Le Livraire

Carnet de lecture

La voleuse de livres – Markus Zusak

La Voleuse de livres
Markus Zusak
Traduit de l’anglais par Marie-France Girod

Résumé (evene.fr):
Allemagne, 1939. La Mort est déjà à l’œuvre. Liesel Meminger et son jeune frère sont envoyés par leur mère dans une famille d’adoption, à l’abris, en dehors de Munich : le père de Liesel a en effet été emporté par le souffle d’un seul et étrange mot – communisme -, et Liesel a vu la peur d’un destin semblable se dessiner dans les yeux de sa mère. Sur la route, la Mort rôde autour des enfants, réussit à s’emparer du petit garçon mais c’est la petite fille qu’elle veut. Ce sera la première d’une longue série d’approches. Durant l’enterrement de son petit frère, Liesel ramasse un objet singulier pour elle qui ne sait pas lire, un livre, ‘Le Manuel du fossoyeur’, dont elle pressent qu’il sera son bien le plus précieux, peut-être sa protection. Commence alors entre elle et les mots une étrange histoire d’amour. Poussée par un incoercible besoin de comprendre ce qu’il se passe autour d’elle, Liesel, avec l’aide de Hans, son père adoptif, décide d’apprendre à lire. A mesure que l’histoire avance, la Mort s’empare de nombreuses vies mais Liesel et ses livres continuent à lui échapper.

Mon avis :
Un chef-d’œuvre. Sans doute l’ouvrage le plus marquant que j’ai lu depuis un bon bout de temps. Si vous n’avez qu’un seul livre à lire cette année, lisez celui-là. Aucune mièvrerie, aucune facilité et pourtant c’est mené avec brio, de la première à la dernière ligne. La Mort parle juste. Sans clichés, sans poncifs, sans métaphores faciles. Oubliez les fictions larmoyantes sur la Seconde Guerre mondiale et sur la Shoah. Non seulement le récit est unique, mais en plus, il s’attache à nous décrire le conflit par le biais d’un point de vue qui n’est que trop rarement abordé : celui des allemands. Et ni des résistants allemands, ni des juifs allemands, ni des intellectuels persécutés. Non, juste celui des allemands. Et franchement, c’est une voix qui manque, dans les livres d’Histoire, dans les témoignages, dans les récits – fictionnels ou non –.
Bouleversant. Beau. Juste. Terrible.
En tout cas, je tire mon chapeau à l’auteur, et à la personne qui m’a fait découvrir cet ouvrage. Merci, merci, merci.

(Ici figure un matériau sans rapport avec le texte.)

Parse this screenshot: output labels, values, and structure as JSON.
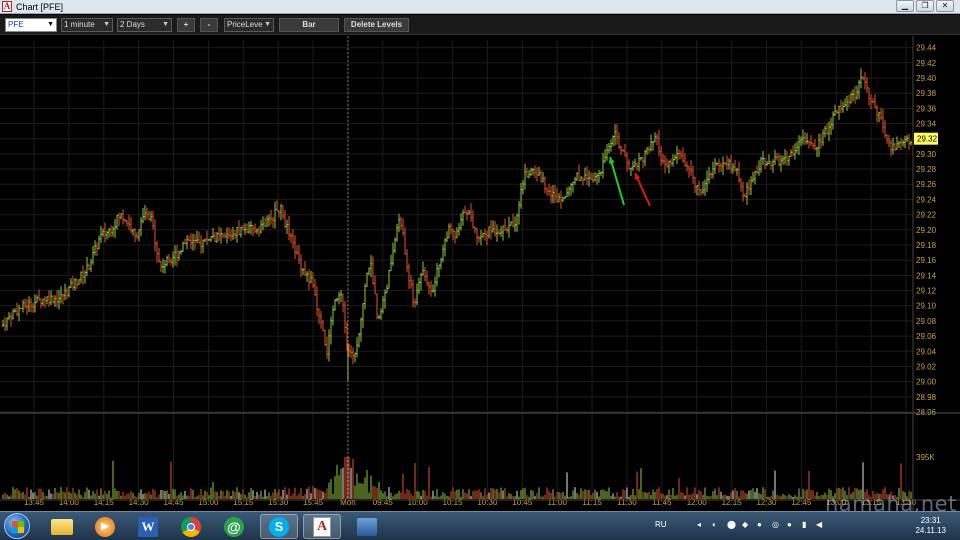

Dernière petite remarque : le livre est a été classé comme « livre jeunesse » par l’éditeur, mais je trouve que (comme la trilogie de Pullman, au hasard) c’est un livre qui se lit à tout âge, à partir de douze ans, et que les frontières entre livre jeune/livre adulte sont beaucoup plus perméables que ce que laissent croire les rayons des bibliothèques et des librairies.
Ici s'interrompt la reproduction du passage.